Discrimination against drug addicts
Discrimination against drug addicts is a form of discrimination against people who suffer from a drug addiction. In the process of stigmatization, drug addicts are stereotyped as having a particular set of undesirable traits, in turn causing other individuals to act in a fearful or prejudicial manner toward them. Drug use discrimination also leads to many users being secretive about drug use. As it relates to healthcare stigmatizing attitudes surrounding drug use can cause barriers to treatment uptake and engagement. In some of its manifestations, discrimination against drug addicts involves a violation of human rights.

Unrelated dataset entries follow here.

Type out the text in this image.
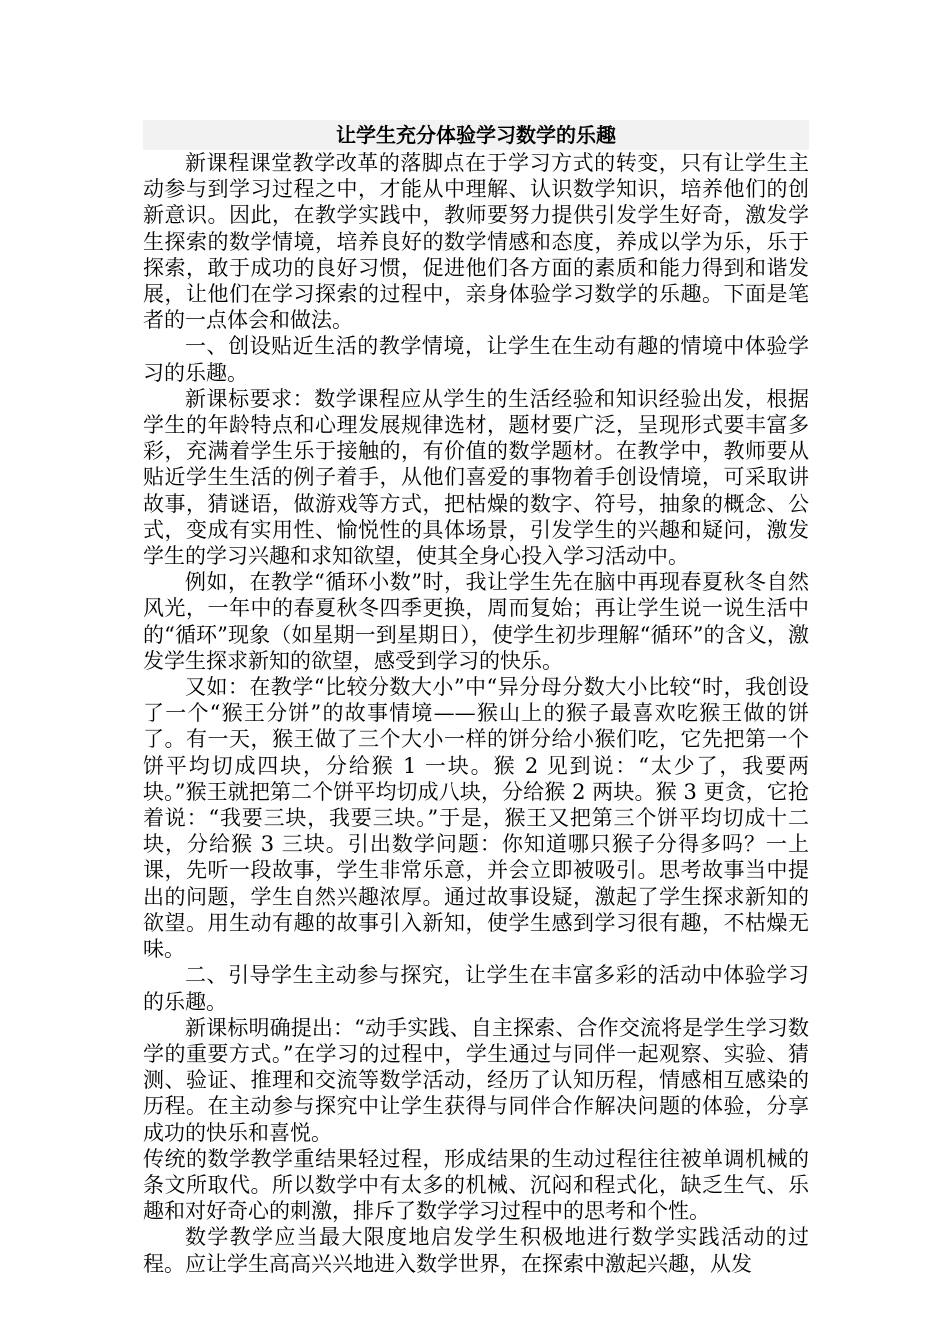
让学生充分体验学习数学的乐趣

新课程课堂教学改革的落脚点在于学习方式的转变，只有让学生主动参与到学习过程之中，才能从中理解、认识数学知识，培养他们的创新意识。因此，在教学实践中，教师要努力提供引发学生好奇，激发学生探索的数学情境，培养良好的数学情感和态度，养成以学为乐，乐于探索，敢于成功的良好习惯，促进他们各方面的素质和能力得到和谐发展，让他们在学习探索的过程中，亲身体验学习数学的乐趣。下面是笔者的一点体会和做法。

一、创设贴近生活的教学情境，让学生在生动有趣的情境中体验学习的乐趣。

新课标要求：数学课程应从学生的生活经验和知识经验出发，根据学生的年龄特点和心理发展规律选材，题材要广泛，呈现形式要丰富多彩，充满着学生乐于接触的，有价值的数学题材。在教学中，教师要从贴近学生生活的例子着手，从他们喜爱的事物着手创设情境，可采取讲故事，猜谜语，做游戏等方式，把枯燥的数字、符号，抽象的概念、公式，变成有实用性、愉悦性的具体场景，引发学生的兴趣和疑问，激发学生的学习兴趣和求知欲望，使其全身心投入学习活动中。

例如，在教学“循环小数”时，我让学生先在脑中再现春夏秋冬自然风光，一年中的春夏秋冬四季更换，周而复始；再让学生说一说生活中的“循环”现象（如星期一到星期日），使学生初步理解“循环”的含义，激发学生探求新知的欲望，感受到学习的快乐。

又如：在教学“比较分数大小”中“异分母分数大小比较“时，我创设了一个“猴王分饼”的故事情境——猴山上的猴子最喜欢吃猴王做的饼了。有一天，猴王做了三个大小一样的饼分给小猴们吃，它先把第一个饼平均切成四块，分给猴 1 一块。猴 2 见到说：“太少了，我要两块。”猴王就把第二个饼平均切成八块，分给猴 2 两块。猴 3 更贪，它抢着说：“我要三块，我要三块。”于是，猴王又把第三个饼平均切成十二块，分给猴 3 三块。引出数学问题：你知道哪只猴子分得多吗？一上课，先听一段故事，学生非常乐意，并会立即被吸引。思考故事当中提出的问题，学生自然兴趣浓厚。通过故事设疑，激起了学生探求新知的欲望。用生动有趣的故事引入新知，使学生感到学习很有趣，不枯燥无味。

二、引导学生主动参与探究，让学生在丰富多彩的活动中体验学习的乐趣。

新课标明确提出：“动手实践、自主探索、合作交流将是学生学习数学的重要方式。”在学习的过程中，学生通过与同伴一起观察、实验、猜测、验证、推理和交流等数学活动，经历了认知历程，情感相互感染的历程。在主动参与探究中让学生获得与同伴合作解决问题的体验，分享成功的快乐和喜悦。

传统的数学教学重结果轻过程，形成结果的生动过程往往被单调机械的条文所取代。所以数学中有太多的机械、沉闷和程式化，缺乏生气、乐趣和对好奇心的刺激，排斥了数学学习过程中的思考和个性。

数学教学应当最大限度地启发学生积极地进行数学实践活动的过程。应让学生高高兴兴地进入数学世界，在探索中激起兴趣，从发
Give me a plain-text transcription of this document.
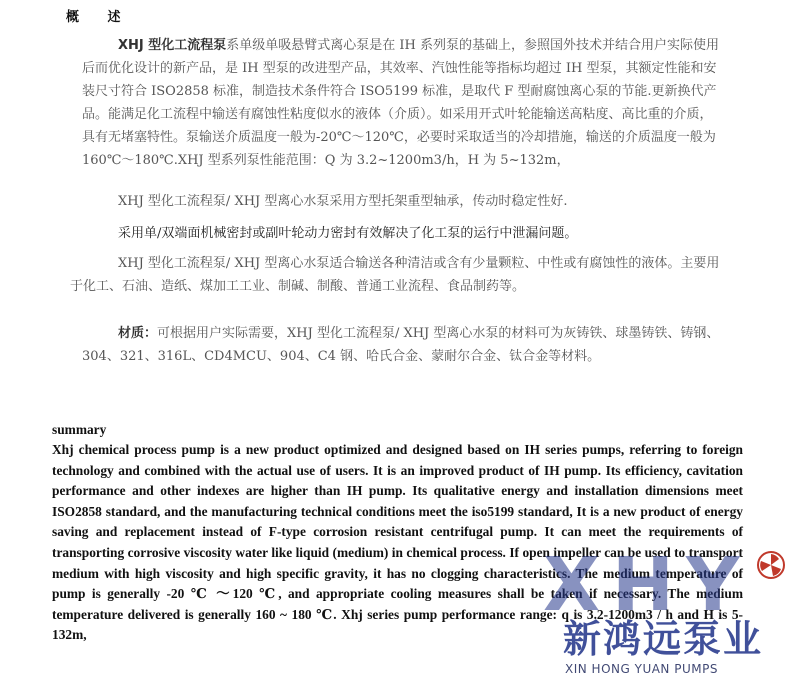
概 述

XHJ 型化工流程泵系单级单吸悬臂式离心泵是在 IH 系列泵的基础上，参照国外技术并结合用户实际使用后而优化设计的新产品，是 IH 型泵的改进型产品，其效率、汽蚀性能等指标均超过 IH 型泵，其额定性能和安装尺寸符合 ISO2858 标准，制造技术条件符合 ISO5199 标准，是取代 F 型耐腐蚀离心泵的节能.更新换代产品。能满足化工流程中输送有腐蚀性粘度似水的液体（介质）。如采用开式叶轮能输送高粘度、高比重的介质，具有无堵塞特性。泵输送介质温度一般为-20℃～120℃，必要时采取适当的冷却措施，输送的介质温度一般为 160℃～180℃.XHJ 型系列泵性能范围：Q 为 3.2~1200m3/h，H 为 5~132m，

XHJ 型化工流程泵/ XHJ 型离心水泵采用方型托架重型轴承，传动时稳定性好.

采用单/双端面机械密封或副叶轮动力密封有效解决了化工泵的运行中泄漏问题。

XHJ 型化工流程泵/ XHJ 型离心水泵适合输送各种清洁或含有少量颗粒、中性或有腐蚀性的液体。主要用于化工、石油、造纸、煤加工工业、制碱、制酸、普通工业流程、食品制药等。

材质：可根据用户实际需要，XHJ 型化工流程泵/ XHJ 型离心水泵的材料可为灰铸铁、球墨铸铁、铸钢、304、321、316L、CD4MCU、904、C4 钢、哈氏合金、蒙耐尔合金、钛合金等材料。

summary

Xhj chemical process pump is a new product optimized and designed based on IH series pumps, referring to foreign technology and combined with the actual use of users. It is an improved product of IH pump. Its efficiency, cavitation performance and other indexes are higher than IH pump. Its qualitative energy and installation dimensions meet ISO2858 standard, and the manufacturing technical conditions meet the iso5199 standard, It is a new product of energy saving and replacement instead of F-type corrosion resistant centrifugal pump. It can meet the requirements of transporting corrosive viscosity water like liquid (medium) in chemical process. If open impeller can be used to transport medium with high viscosity and high specific gravity, it has no clogging characteristics. The medium temperature of pump is generally -20 ℃ ～120 ℃, and appropriate cooling measures shall be taken if necessary. The medium temperature delivered is generally 160 ~ 180 ℃. Xhj series pump performance range: q is 3.2-1200m3 / h and H is 5-132m,

XHY
新鸿远泵业
XIN HONG YUAN PUMPS
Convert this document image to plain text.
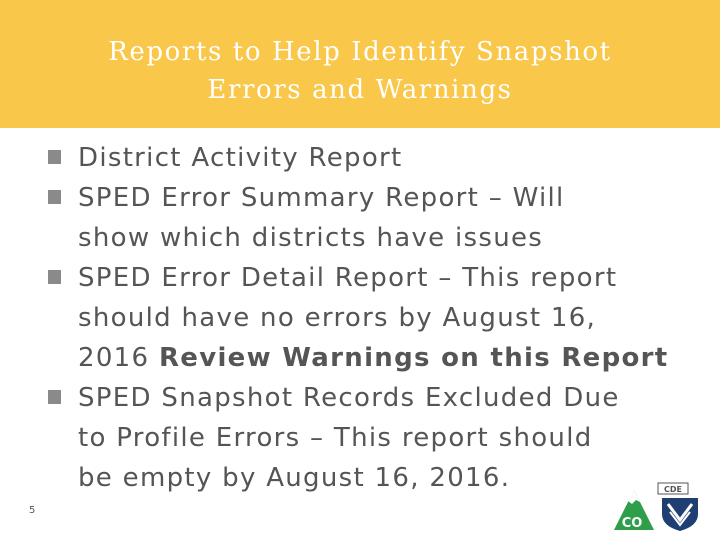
Reports to Help Identify Snapshot
Errors and Warnings
District Activity Report
SPED Error Summary Report – Will
show which districts have issues
SPED Error Detail Report – This report
should have no errors by August 16,
2016 Review Warnings on this Report
SPED Snapshot Records Excluded Due
to Profile Errors – This report should
be empty by August 16, 2016.
5
CO
CDE
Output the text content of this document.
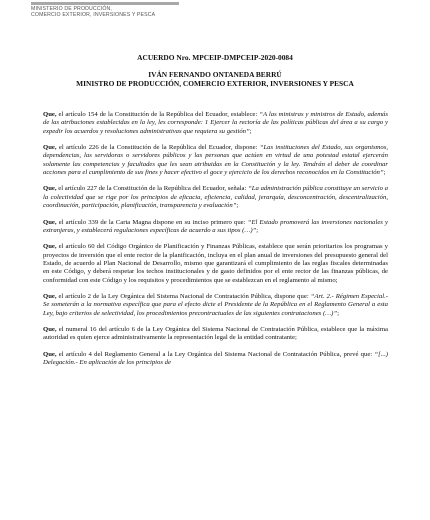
MINISTERIO DE PRODUCCIÓN,
COMERCIO EXTERIOR, INVERSIONES Y PESCA
ACUERDO Nro. MPCEIP-DMPCEIP-2020-0084
IVÁN FERNANDO ONTANEDA BERRÚ
MINISTRO DE PRODUCCIÓN, COMERCIO EXTERIOR, INVERSIONES Y PESCA

Que, el artículo 154 de la Constitución de la República del Ecuador, establece: “A las ministras y ministros de Estado, además de las atribuciones establecidas en la ley, les corresponde: 1 Ejercer la rectoría de las políticas públicas del área a su cargo y expedir los acuerdos y resoluciones administrativas que requiera su gestión”;

Que, el artículo 226 de la Constitución de la República del Ecuador, dispone: “Las instituciones del Estado, sus organismos, dependencias, las servidoras o servidores públicos y las personas que actúen en virtud de una potestad estatal ejercerán solamente las competencias y facultades que les sean atribuidas en la Constitución y la ley. Tendrán el deber de coordinar acciones para el cumplimiento de sus fines y hacer efectivo el goce y ejercicio de los derechos reconocidos en la Constitución”;

Que, el artículo 227 de la Constitución de la República del Ecuador, señala: “La administración pública constituye un servicio a la colectividad que se rige por los principios de eficacia, eficiencia, calidad, jerarquía, desconcentración, descentralización, coordinación, participación, planificación, transparencia y evaluación”;

Que, el artículo 339 de la Carta Magna dispone en su inciso primero que: “El Estado promoverá las inversiones nacionales y extranjeras, y establecerá regulaciones específicas de acuerdo a sus tipos (…)”;

Que, el artículo 60 del Código Orgánico de Planificación y Finanzas Públicas, establece que serán prioritarios los programas y proyectos de inversión que el ente rector de la planificación, incluya en el plan anual de inversiones del presupuesto general del Estado, de acuerdo al Plan Nacional de Desarrollo, mismo que garantizará el cumplimiento de las reglas fiscales determinadas en este Código, y deberá respetar los techos institucionales y de gasto definidos por el ente rector de las finanzas públicas, de conformidad con este Código y los requisitos y procedimientos que se establezcan en el reglamento al mismo;

Que, el artículo 2 de la Ley Orgánica del Sistema Nacional de Contratación Pública, dispone que: “Art. 2.- Régimen Especial.- Se someterán a la normativa específica que para el efecto dicte el Presidente de la República en el Reglamento General a esta Ley, bajo criterios de selectividad, los procedimientos precontractuales de las siguientes contrataciones (…)”;

Que, el numeral 16 del artículo 6 de la Ley Orgánica del Sistema Nacional de Contratación Pública, establece que la máxima autoridad es quien ejerce administrativamente la representación legal de la entidad contratante;

Que, el artículo 4 del Reglamento General a la Ley Orgánica del Sistema Nacional de Contratación Pública, prevé que: “[...) Delegación.- En aplicación de los principios de
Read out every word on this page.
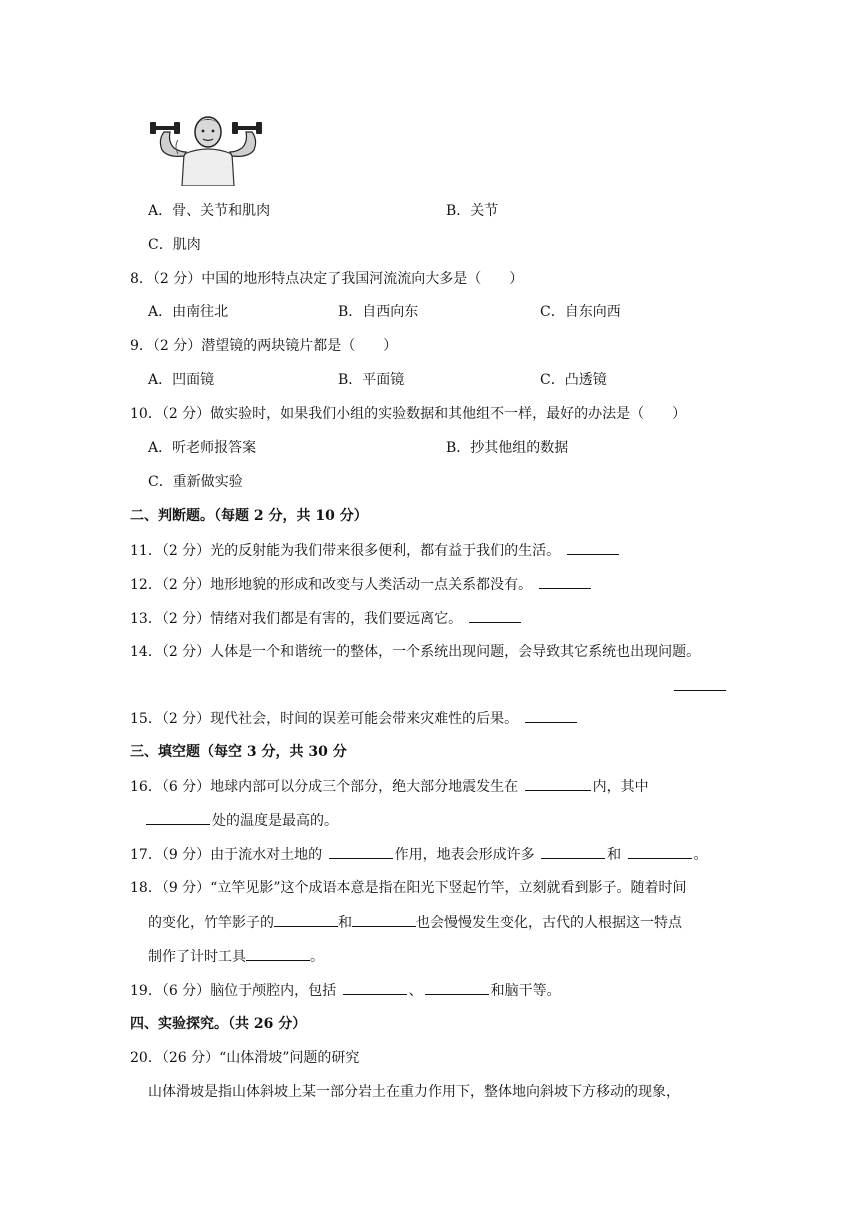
A．骨、关节和肌肉	B．关节
C．肌肉
8．（2 分）中国的地形特点决定了我国河流流向大多是（　　）
A．由南往北	B．自西向东	C．自东向西
9．（2 分）潜望镜的两块镜片都是（　　）
A．凹面镜	B．平面镜	C．凸透镜
10．（2 分）做实验时，如果我们小组的实验数据和其他组不一样，最好的办法是（　　）
A．听老师报答案	B．抄其他组的数据
C．重新做实验
二、判断题。（每题 2 分，共 10 分）
11．（2 分）光的反射能为我们带来很多便利，都有益于我们的生活。
12．（2 分）地形地貌的形成和改变与人类活动一点关系都没有。
13．（2 分）情绪对我们都是有害的，我们要远离它。
14．（2 分）人体是一个和谐统一的整体，一个系统出现问题，会导致其它系统也出现问题。
15．（2 分）现代社会，时间的误差可能会带来灾难性的后果。
三、填空题（每空 3 分，共 30 分
16．（6 分）地球内部可以分成三个部分，绝大部分地震发生在	内，其中
处的温度是最高的。
17．（9 分）由于流水对土地的	作用，地表会形成许多	和	。
18．（9 分）“立竿见影”这个成语本意是指在阳光下竖起竹竿，立刻就看到影子。随着时间
的变化，竹竿影子的	和	也会慢慢发生变化，古代的人根据这一特点
制作了计时工具	。
19．（6 分）脑位于颅腔内，包括	、	和脑干等。
四、实验探究。（共 26 分）
20．（26 分）“山体滑坡”问题的研究
山体滑坡是指山体斜坡上某一部分岩土在重力作用下，整体地向斜坡下方移动的现象，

People with substance use disorders are often depicted as human beings who are not capable of staying drug-free and are often addressed using derogatory terms. The reasoning for not helping patients seek the treatments needed are often due to the terms used to identify them, such as "crackhead" or "junkie". The name-calling and stigma place a sense of shame in people with substance use disorder for a disease that takes control of them physically and psychologically. Self-stigmatization is the shame experienced by persons labeled as addict. Their perception of insignificance originates from the biased and uninformed public stigma that excludes the addict from social acceptance. This social exclusion derives from the belief that addiction is a moral defect resulting in negative stereotypes. The negative stereotypes placed on those experiencing addiction is internalized into feelings of shame and guilt, and a motivating factor to continue self-destructive using behaviors.